A carpenter ant as big as a lobster crawled across my kitchen floor.
"Ack!" I said "Ack, ack! Get it! Kill it! Stomp on it!" I don't like carpenter ants. Regular ants, no problem. I'll sweep them up and brush them out the door with nary a shiver or screech. But those carpenter ants are so huge they make my palms sweat.
So my big strapping teenager, hearing my cries and instantly not caring, insouciantly looked down at Antzilla, stepped over him and started to walk away.
"Ack!" I reiterated. "He's coming toward me! Step on him! Why didn't you step on him?"
C. Peevie looked at me like I was over-reacting. Which I totally was not. "I don't want to step on him with my new flip flops," he said. "I don't want ant guts sticking to the bottom of my shoe."

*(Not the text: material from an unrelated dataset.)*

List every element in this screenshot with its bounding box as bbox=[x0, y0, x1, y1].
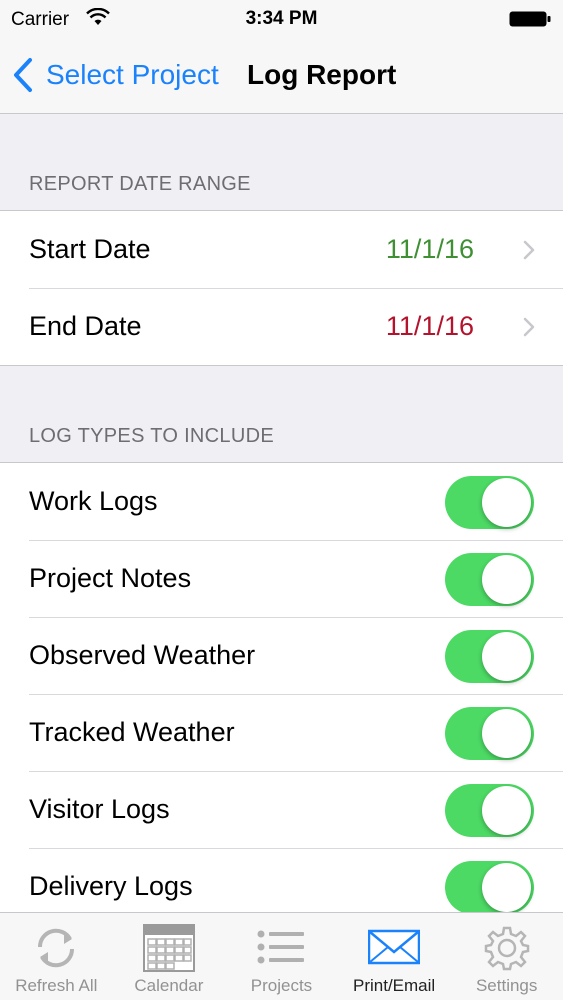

I backed up slowly, but the gerbil-sized monster ant kept coming toward me, the ground shaking each time one of his six feet took a step. I could feel the malice rolling off his tripartite torso in waves.
"Quick, C. Peevie!" I said urgently, "Before he gets away or goes under something!"
C. Peevie looked around for an appropriate ant-disemboweling weapon. He opened the cabinet and pulled out a melamine dinner plate. My eyebrows joined together in confusion.
"You wouldn't step on him because it's too gross, but you can use a dinner plate to squish him?" I asked.
"Sure," he said, unconcerned. "I'll wash it off." He smacked the ant with the plate, and left the carcass quivering on the Pergo. He then WIPED THE PLATE ON HIS SHIRT and started to put it back into the cabinet.
"You are NOT going to put that plate back in the cabinet!" I said in my most horrified tone, and I wasn't even hyperbolizing. If that's even a word.
"What?" he said, "I wiped it off first."
"On your DIRTY SHIRT that you've been wearing all day!" I pointed out in a slightly less- than- calm voice. "And without actually washing the ANT GUTS off it first!"
"What do you want me to do with it?" he asked.
"Either wash it, or put it in the dishwasher," I said logically. Sheesh. What do they teach kids these days? I mean, I am THE WORST housekeeper ever, but even I know that if you use a dinner plate to squish a carpenter ant, you have to wash it before you eat off it again.
C. Peevie shrugged, put the plate on the counter, and started to walk out of the kitchen.
"You're forgetting something," I said. "Please don't forget to perform your aftermath clean-up."
He walked over to the insect remains and drew his foot back -- "Wait! Don't!" I hollered -- and kicked them under the refrigerator.
"Oh, gross," I moaned. "That is just wrong." C. Peevie just laughed evilly as he walked through the doorway.
Clearly, I need to trade him in for a new son.